A 15 de Outubro de 2017, abriu uma nova frente de inquietações e trabalhos, cujas consequências vão muito para além dos seus previsíveis anos de vida.
O melhor é dar-lhe a palavra: «Acolhendo o desejo de algumas Conferências Episcopais da América Latina, assim como ouvindo a voz de muitos pastores e fiéis de várias partes do mundo, decidi convocar uma Assembleia Especial do Sínodo dos Bispos para a região Pan-amazónica. O Sínodo será em Roma, em Outubro de 2019. O objectivo principal, desta convocatória, é identificar novos caminhos para a evangelização daquela porção do Povo de Deus, especialmente dos indígenas, frequentemente esquecidos e sem perspectivas de um futuro sereno, e por causa da crise da Floresta Amazónica, pulmão de capital importância para o nosso planeta. Que os novos Santos intercedam por este evento eclesial para que, no respeito da beleza da Criação, todos os povos da terra louvem a Deus, Senhor do universo, e por Ele iluminados, percorram os caminhos da justiça e de paz».

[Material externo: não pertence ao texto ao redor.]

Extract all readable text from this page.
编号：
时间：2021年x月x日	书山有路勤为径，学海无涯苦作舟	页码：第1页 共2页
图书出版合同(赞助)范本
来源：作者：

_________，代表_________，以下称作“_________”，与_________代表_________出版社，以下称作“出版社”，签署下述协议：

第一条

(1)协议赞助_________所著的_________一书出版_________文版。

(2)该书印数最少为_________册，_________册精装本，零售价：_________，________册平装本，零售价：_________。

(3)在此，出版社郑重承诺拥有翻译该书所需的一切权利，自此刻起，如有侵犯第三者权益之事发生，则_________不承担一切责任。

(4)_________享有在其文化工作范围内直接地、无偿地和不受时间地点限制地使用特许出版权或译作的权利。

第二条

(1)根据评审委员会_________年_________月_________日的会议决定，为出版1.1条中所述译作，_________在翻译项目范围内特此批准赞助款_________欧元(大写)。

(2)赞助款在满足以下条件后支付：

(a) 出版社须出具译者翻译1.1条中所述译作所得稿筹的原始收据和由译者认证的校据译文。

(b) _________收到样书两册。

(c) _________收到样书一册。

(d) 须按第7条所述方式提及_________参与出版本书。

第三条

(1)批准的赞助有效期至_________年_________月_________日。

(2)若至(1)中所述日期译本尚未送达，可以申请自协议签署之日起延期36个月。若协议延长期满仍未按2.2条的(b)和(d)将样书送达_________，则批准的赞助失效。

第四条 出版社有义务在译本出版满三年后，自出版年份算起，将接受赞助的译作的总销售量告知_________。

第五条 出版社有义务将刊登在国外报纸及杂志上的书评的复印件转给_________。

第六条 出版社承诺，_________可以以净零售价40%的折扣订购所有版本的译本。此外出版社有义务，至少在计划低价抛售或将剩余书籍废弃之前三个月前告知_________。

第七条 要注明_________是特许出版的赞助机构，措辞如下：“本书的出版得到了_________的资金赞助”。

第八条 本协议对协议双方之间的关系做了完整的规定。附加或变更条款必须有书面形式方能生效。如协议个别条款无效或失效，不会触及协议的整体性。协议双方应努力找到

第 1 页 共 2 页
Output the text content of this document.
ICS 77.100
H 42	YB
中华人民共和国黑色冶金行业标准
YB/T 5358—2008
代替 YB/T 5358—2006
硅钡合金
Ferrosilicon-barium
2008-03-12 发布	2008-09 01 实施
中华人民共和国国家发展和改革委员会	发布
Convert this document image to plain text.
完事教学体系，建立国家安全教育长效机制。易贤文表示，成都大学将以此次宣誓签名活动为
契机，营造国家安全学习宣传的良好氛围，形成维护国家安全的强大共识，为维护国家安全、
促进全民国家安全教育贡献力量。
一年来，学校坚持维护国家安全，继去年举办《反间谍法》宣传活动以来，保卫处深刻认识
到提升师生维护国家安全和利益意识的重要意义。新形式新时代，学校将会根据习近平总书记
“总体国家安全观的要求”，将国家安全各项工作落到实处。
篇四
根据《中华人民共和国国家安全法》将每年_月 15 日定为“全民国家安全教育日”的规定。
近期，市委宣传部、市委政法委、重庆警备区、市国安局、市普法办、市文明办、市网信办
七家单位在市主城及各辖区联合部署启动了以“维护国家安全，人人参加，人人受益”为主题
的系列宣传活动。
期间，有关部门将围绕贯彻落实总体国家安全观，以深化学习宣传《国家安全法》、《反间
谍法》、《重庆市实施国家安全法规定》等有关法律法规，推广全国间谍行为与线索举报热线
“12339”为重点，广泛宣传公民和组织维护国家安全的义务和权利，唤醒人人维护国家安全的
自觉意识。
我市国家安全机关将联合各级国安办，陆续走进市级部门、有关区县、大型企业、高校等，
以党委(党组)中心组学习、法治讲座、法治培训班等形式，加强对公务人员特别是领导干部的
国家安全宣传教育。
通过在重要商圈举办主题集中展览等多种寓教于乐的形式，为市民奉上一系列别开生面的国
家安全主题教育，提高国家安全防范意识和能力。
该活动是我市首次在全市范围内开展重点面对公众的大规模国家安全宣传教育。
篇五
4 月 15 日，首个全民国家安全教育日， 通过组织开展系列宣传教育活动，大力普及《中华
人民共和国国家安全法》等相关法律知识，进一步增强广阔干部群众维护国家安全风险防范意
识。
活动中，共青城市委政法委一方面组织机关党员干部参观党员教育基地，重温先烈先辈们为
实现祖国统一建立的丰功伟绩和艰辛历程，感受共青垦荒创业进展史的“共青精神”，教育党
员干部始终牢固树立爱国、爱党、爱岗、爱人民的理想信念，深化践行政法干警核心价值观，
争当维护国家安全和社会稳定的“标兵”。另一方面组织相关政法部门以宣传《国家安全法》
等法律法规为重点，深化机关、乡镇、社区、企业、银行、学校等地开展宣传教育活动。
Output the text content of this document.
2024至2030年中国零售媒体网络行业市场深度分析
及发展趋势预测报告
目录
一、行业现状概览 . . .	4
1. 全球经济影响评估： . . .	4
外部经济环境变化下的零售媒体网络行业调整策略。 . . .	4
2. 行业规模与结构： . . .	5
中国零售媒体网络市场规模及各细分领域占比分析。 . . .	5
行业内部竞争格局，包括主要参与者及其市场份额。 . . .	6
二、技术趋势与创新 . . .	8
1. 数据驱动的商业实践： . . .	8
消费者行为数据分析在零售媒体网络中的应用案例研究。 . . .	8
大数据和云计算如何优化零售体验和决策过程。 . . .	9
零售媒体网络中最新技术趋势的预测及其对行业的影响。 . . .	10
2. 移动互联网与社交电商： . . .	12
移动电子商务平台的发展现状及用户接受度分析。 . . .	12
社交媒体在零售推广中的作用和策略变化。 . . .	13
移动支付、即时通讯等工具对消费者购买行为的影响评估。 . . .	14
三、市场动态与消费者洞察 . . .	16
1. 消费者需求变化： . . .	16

A 17 de Junho deste ano, foi publicado o documento de trabalho, Amazónia: novos caminhos para a Igreja e para uma ecologia integral[i].
O Papa reunirá, no Vaticano, entre os dias 6 e 27 de Outubro, bispos dos nove países que abrangem a região Pan-amazónica.
Desde a corajosa convocatória em Outubro de 2017, tudo se agravou. De Janeiro a Setembro deste ano, já foram contabilizados 106.141 focos de incêndios florestais na Amazónia. De um assunto que alguns teimavam em considerar puramente regional transformou-se numa questão global.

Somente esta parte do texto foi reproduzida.